Texto publicado por Leandro Benítez

¿Qué educación podemos ofrecer a los jóvenes perdiendo los estribos ante una derrota deportiva? La peor, sin duda. Y esto pasa en todo el mundo.

Por Enrique Pinti.  Para LA NACION.
 
 
 
 
Hace poco, viendo un noticiero español, el que esto firma tuvo la posibilidad de constatar que hay problemas sociales que no conocen fronteras geográficas. El informe versaba sobre la educación y mostraba una experiencia hecha en una escuela primaria con un alumnado proveniente de familias de clase media con buen nivel adquisitivo, que consistía en formar equipos de fútbol para organizar campeonatos intercolegiales con el fin de darles a los chicos la noción de sentido de equipo y así sacarlos un poco del aislamiento que provoca el uso abusivo de las redes sociales como única forma de comunicación. Otro objetivo importantísimo era contribuir a establecer el concepto de que en la vida se puede ganar o perder y que ese hecho aún siendo importante, no es fundamental; y como todo lo que es lógico, natural e inevitable, no debe empañar ni destruir el esfuerzo realizado para conseguir una victoria. Antes, bien debe reforzar nuestros recursos para revertir esas situaciones, no odiando al rival ganador, sino respetando sus logros, y en todo caso tratar de emular sus virtudes para la próxima vez que midamos nuestras fuerzas con ellos. En pocas palabras: divertirse en grupo, respetar reglas básicas y comprender que no se nos va la vida en una derrota deportiva. Magníficos objetivos, a los que había que sumar la de por si excelente propiedad que la práctica deportiva da a los jóvenes, en materia de salud física y espiritual. Todo bien pero. ¿qué ocurrió? Pues que un grupo considerable de padres protagonizó reiteradas veces alborotos en las tribunas del campo de juego estudiantil, insultando al árbitro cuando sancionaba alguna infracción a sus hijos, intercambiando epítetos de la peor cancha barra brava e incluso llegar a perseguir al referí para reventarlo a trompadas. Los propios niños testificaron ante cámara que el griterío propinado por los progenitores propios y ajenos los desconcentraba, les hacía cometer errores y, sobre todo, pasarla muy pero muy mal.

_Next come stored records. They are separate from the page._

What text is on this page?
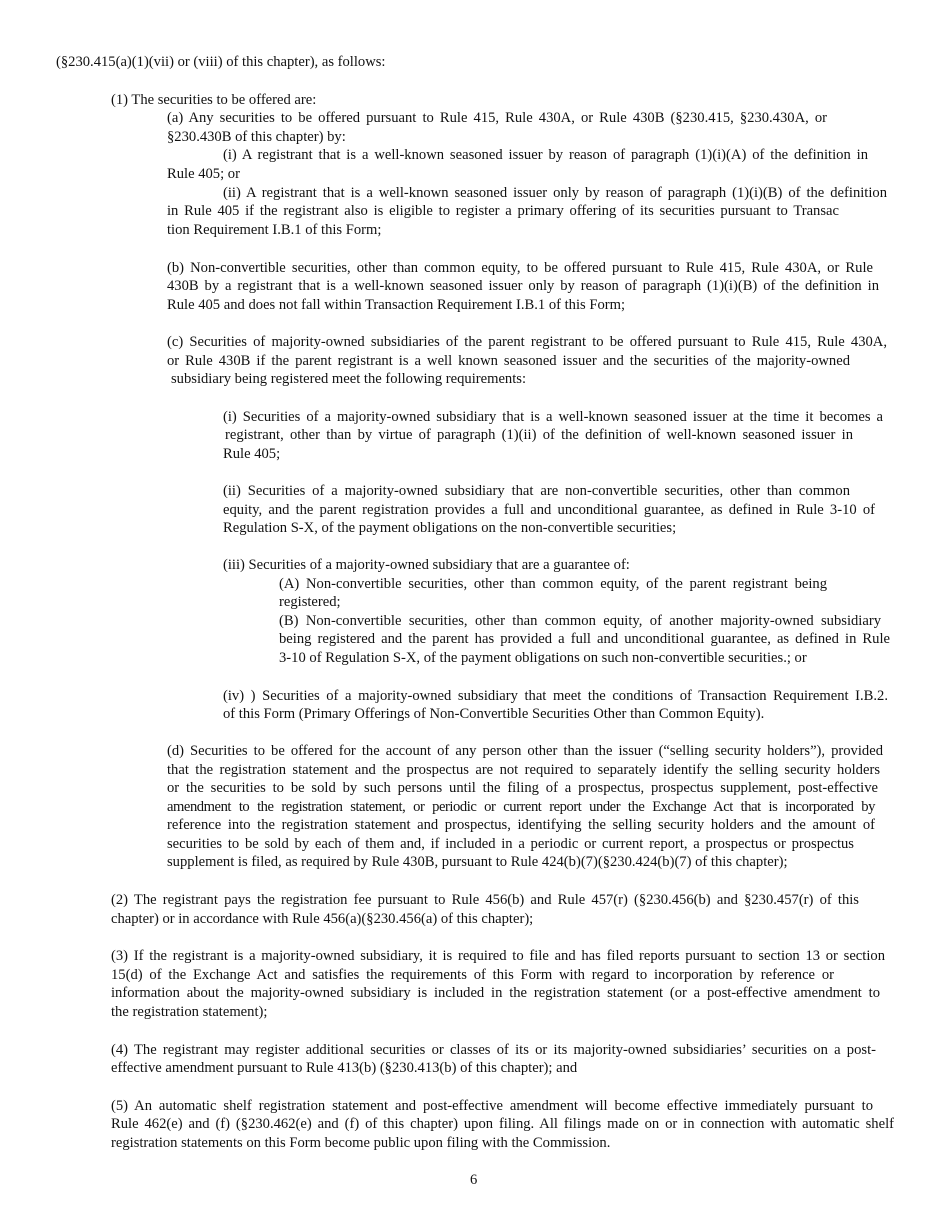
(§230.415(a)(1)(vii) or (viii) of this chapter), as follows:
(1) The securities to be offered are:
(a) Any securities to be offered pursuant to Rule 415, Rule 430A, or Rule 430B (§230.415, §230.430A, or
§230.430B of this chapter) by:
(i) A registrant that is a well-known seasoned issuer by reason of paragraph (1)(i)(A) of the definition in
Rule 405; or
(ii) A registrant that is a well-known seasoned issuer only by reason of paragraph (1)(i)(B) of the definition
in Rule 405 if the registrant also is eligible to register a primary offering of its securities pursuant to Transac
tion Requirement I.B.1 of this Form;
(b) Non-convertible securities, other than common equity, to be offered pursuant to Rule 415, Rule 430A, or Rule
430B by a registrant that is a well-known seasoned issuer only by reason of paragraph (1)(i)(B) of the definition in
Rule 405 and does not fall within Transaction Requirement I.B.1 of this Form;
(c) Securities of majority-owned subsidiaries of the parent registrant to be offered pursuant to Rule 415, Rule 430A,
or Rule 430B if the parent registrant is a well known seasoned issuer and the securities of the majority-owned
subsidiary being registered meet the following requirements:
(i) Securities of a majority-owned subsidiary that is a well-known seasoned issuer at the time it becomes a
registrant, other than by virtue of paragraph (1)(ii) of the definition of well-known seasoned issuer in
Rule 405;
(ii) Securities of a majority-owned subsidiary that are non-convertible securities, other than common
equity, and the parent registration provides a full and unconditional guarantee, as defined in Rule 3-10 of
Regulation S-X, of the payment obligations on the non-convertible securities;
(iii) Securities of a majority-owned subsidiary that are a guarantee of:
(A) Non-convertible securities, other than common equity, of the parent registrant being
registered;
(B) Non-convertible securities, other than common equity, of another majority-owned subsidiary
being registered and the parent has provided a full and unconditional guarantee, as defined in Rule
3-10 of Regulation S-X, of the payment obligations on such non-convertible securities.; or
(iv) ) Securities of a majority-owned subsidiary that meet the conditions of Transaction Requirement I.B.2.
of this Form (Primary Offerings of Non-Convertible Securities Other than Common Equity).
(d) Securities to be offered for the account of any person other than the issuer (“selling security holders”), provided
that the registration statement and the prospectus are not required to separately identify the selling security holders
or the securities to be sold by such persons until the filing of a prospectus, prospectus supplement, post-effective
amendment to the registration statement, or periodic or current report under the Exchange Act that is incorporated by
reference into the registration statement and prospectus, identifying the selling security holders and the amount of
securities to be sold by each of them and, if included in a periodic or current report, a prospectus or prospectus
supplement is filed, as required by Rule 430B, pursuant to Rule 424(b)(7)(§230.424(b)(7) of this chapter);
(2) The registrant pays the registration fee pursuant to Rule 456(b) and Rule 457(r) (§230.456(b) and §230.457(r) of this
chapter) or in accordance with Rule 456(a)(§230.456(a) of this chapter);
(3) If the registrant is a majority-owned subsidiary, it is required to file and has filed reports pursuant to section 13 or section
15(d) of the Exchange Act and satisfies the requirements of this Form with regard to incorporation by reference or
information about the majority-owned subsidiary is included in the registration statement (or a post-effective amendment to
the registration statement);
(4) The registrant may register additional securities or classes of its or its majority-owned subsidiaries’ securities on a post-
effective amendment pursuant to Rule 413(b) (§230.413(b) of this chapter); and
(5) An automatic shelf registration statement and post-effective amendment will become effective immediately pursuant to
Rule 462(e) and (f) (§230.462(e) and (f) of this chapter) upon filing. All filings made on or in connection with automatic shelf
registration statements on this Form become public upon filing with the Commission.
6
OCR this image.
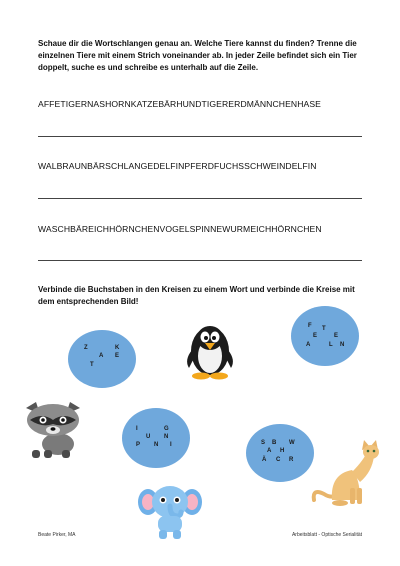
Schaue dir die Wortschlangen genau an. Welche Tiere kannst du finden? Trenne die einzelnen Tiere mit einem Strich voneinander ab. In jeder Zeile befindet sich ein Tier doppelt, suche es und schreibe es unterhalb auf die Zeile.
AFFETIGERNASHORNKATZEBÄRHUNDTIGERERDMÄNNCHENHASE
WALBRAUNBÄRSCHLANGEDELFINPFERDFUCHSSCHWEINDELFIN
WASCHBÄREICHHÖRNCHENVOGELSPINNEWURMEICHHÖRNCHEN
Verbinde die Buchstaben in den Kreisen zu einem Wort und verbinde die Kreise mit dem entsprechenden Bild!
Z	K
A E
T
F T
E	E
A	L N
I	G
U N
P N I	S B W
A H
Ä C R
Beate Pirker, MA	Arbeitsblatt - Optische Serialität
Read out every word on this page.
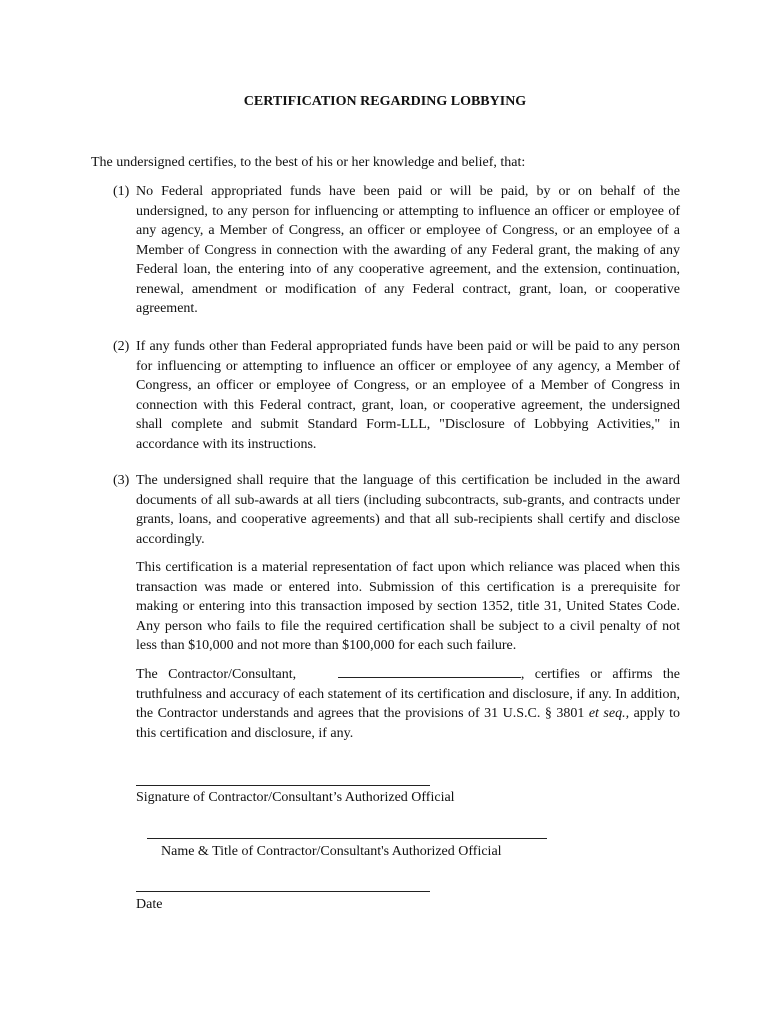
CERTIFICATION REGARDING LOBBYING
The undersigned certifies, to the best of his or her knowledge and belief, that:
(1) No Federal appropriated funds have been paid or will be paid, by or on behalf of the undersigned, to any person for influencing or attempting to influence an officer or employee of any agency, a Member of Congress, an officer or employee of Congress, or an employee of a Member of Congress in connection with the awarding of any Federal grant, the making of any Federal loan, the entering into of any cooperative agreement, and the extension, continuation, renewal, amendment or modification of any Federal contract, grant, loan, or cooperative agreement.
(2) If any funds other than Federal appropriated funds have been paid or will be paid to any person for influencing or attempting to influence an officer or employee of any agency, a Member of Congress, an officer or employee of Congress, or an employee of a Member of Congress in connection with this Federal contract, grant, loan, or cooperative agreement, the undersigned shall complete and submit Standard Form-LLL, "Disclosure of Lobbying Activities," in accordance with its instructions.
(3) The undersigned shall require that the language of this certification be included in the award documents of all sub-awards at all tiers (including subcontracts, sub-grants, and contracts under grants, loans, and cooperative agreements) and that all sub-recipients shall certify and disclose accordingly.
This certification is a material representation of fact upon which reliance was placed when this transaction was made or entered into. Submission of this certification is a prerequisite for making or entering into this transaction imposed by section 1352, title 31, United States Code. Any person who fails to file the required certification shall be subject to a civil penalty of not less than $10,000 and not more than $100,000 for each such failure.
The Contractor/Consultant,	, certifies or affirms the truthfulness and accuracy of each statement of its certification and disclosure, if any. In addition, the Contractor understands and agrees that the provisions of 31 U.S.C. § 3801 et seq., apply to this certification and disclosure, if any.
Signature of Contractor/Consultant’s Authorized Official
Name & Title of Contractor/Consultant's Authorized Official
Date
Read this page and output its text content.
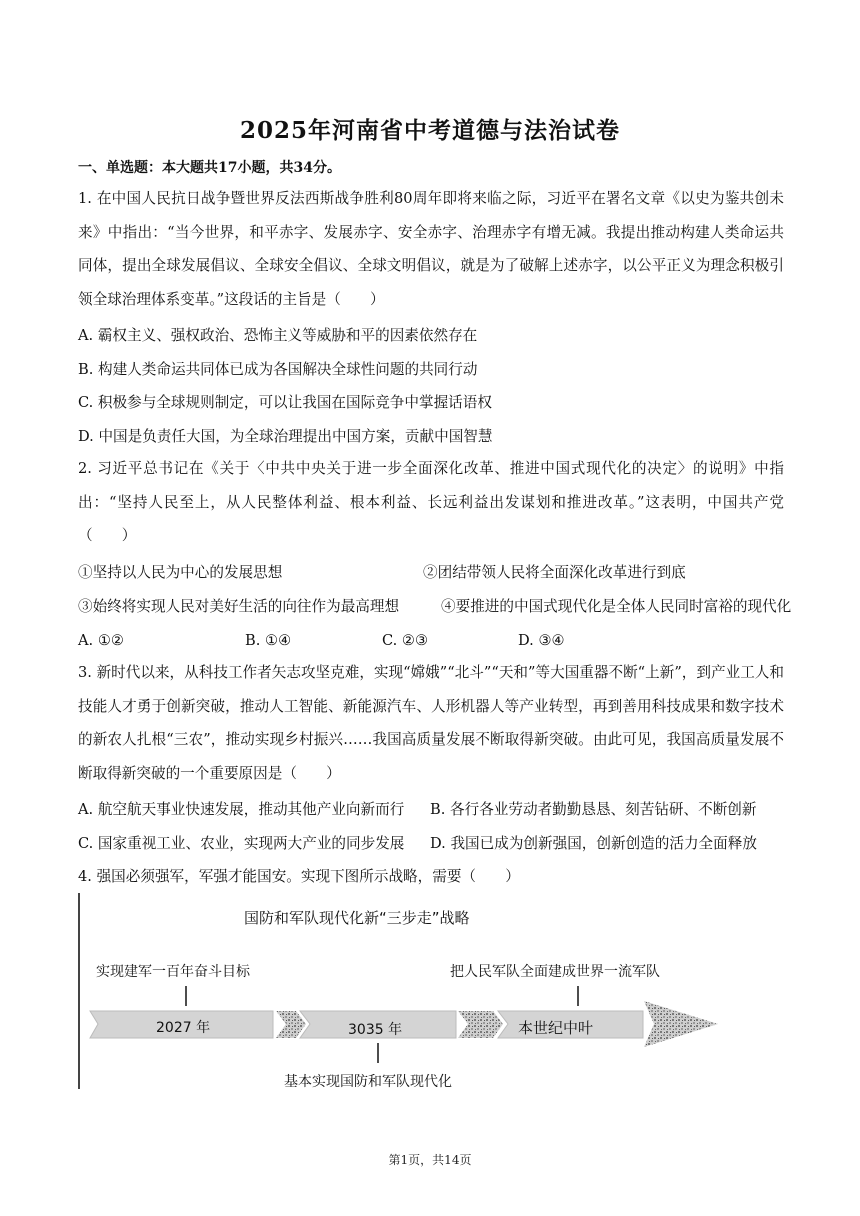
2025年河南省中考道德与法治试卷
一、单选题：本大题共17小题，共34分。
1. 在中国人民抗日战争暨世界反法西斯战争胜利80周年即将来临之际，习近平在署名文章《以史为鉴共创未来》中指出：“当今世界，和平赤字、发展赤字、安全赤字、治理赤字有增无减。我提出推动构建人类命运共同体，提出全球发展倡议、全球安全倡议、全球文明倡议，就是为了破解上述赤字，以公平正义为理念积极引领全球治理体系变革。”这段话的主旨是（　　）
A. 霸权主义、强权政治、恐怖主义等威胁和平的因素依然存在
B. 构建人类命运共同体已成为各国解决全球性问题的共同行动
C. 积极参与全球规则制定，可以让我国在国际竞争中掌握话语权
D. 中国是负责任大国，为全球治理提出中国方案，贡献中国智慧
2. 习近平总书记在《关于〈中共中央关于进一步全面深化改革、推进中国式现代化的决定〉的说明》中指出：“坚持人民至上，从人民整体利益、根本利益、长远利益出发谋划和推进改革。”这表明，中国共产党（　　）
①坚持以人民为中心的发展思想	②团结带领人民将全面深化改革进行到底
③始终将实现人民对美好生活的向往作为最高理想	④要推进的中国式现代化是全体人民同时富裕的现代化
A. ①②	B. ①④	C. ②③	D. ③④
3. 新时代以来，从科技工作者矢志攻坚克难，实现“嫦娥”“北斗”“天和”等大国重器不断“上新”，到产业工人和技能人才勇于创新突破，推动人工智能、新能源汽车、人形机器人等产业转型，再到善用科技成果和数字技术的新农人扎根“三农”，推动实现乡村振兴……我国高质量发展不断取得新突破。由此可见，我国高质量发展不断取得新突破的一个重要原因是（　　）
A. 航空航天事业快速发展，推动其他产业向新而行 B. 各行各业劳动者勤勤恳恳、刻苦钻研、不断创新
C. 国家重视工业、农业，实现两大产业的同步发展 D. 我国已成为创新强国，创新创造的活力全面释放
4. 强国必须强军，军强才能国安。实现下图所示战略，需要（　　）
国防和军队现代化新“三步走”战略
实现建军一百年奋斗目标	把人民军队全面建成世界一流军队
2027 年	3035 年	本世纪中叶
基本实现国防和军队现代化
第1页，共14页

Este hecho aislado, lejano geográficamente y de muy relativa importancia que, por otra parte, no llegó a mayores y fue rápidamente neutralizado por las autoridades pertinentes, muestra claramente que por más que los docentes se esmeren en mejorar los objetivos de la educación dándoles un contenido que estimule buenos sentimientos y conductas civilizadas, si eso no viene acompañado de una vida familiar equilibrada y medianamente sensata las mejores intenciones se estrellarán contra el muro de la ignorancia, la violencia gratuita y las teorías equivocadas de la exaltación del ego más primitivamente agresiva. Esos padres que trasladan sus frustraciones proyectan en sus hijos no la sana práctica de un deporte, sino la esperanza de que sus retoños se transformen en un Messi que los saque de pobres o que al menos los haga conocidos y célebres en el barrio. ¿Qué educación podemos ofrecer a los jóvenes perdiendo los estribos ante una derrota deportiva? La peor, sin duda. Y esto pasa en todo el mundo, se habla de pautas de conducta perdidas en la vorágine de un universo sin valores reales, pero a la primera de cambio vociferamos como poseídos por cosas que no revisten una importancia fundamental y lo que oyen nuestros hijos son perpetuas invocaciones a la violencia para solucionar todo tipo de problemas. Y aunque en esos hogares no falte nada material, el déficit espiritual es tan enorme que, sin darnos cuenta, ayudamos a crear pequeños monstruos sin la menor idea de solidaridad, tolerancia y comprensión por el prójimo. Los educamos en la teoría del ganador, del gol de todos los días y de la exigencia de ser el mejor no importa cual sea el método para llegar al triunfo. Familias, medios, políticos y educadores deberíamos ponernos las pilas.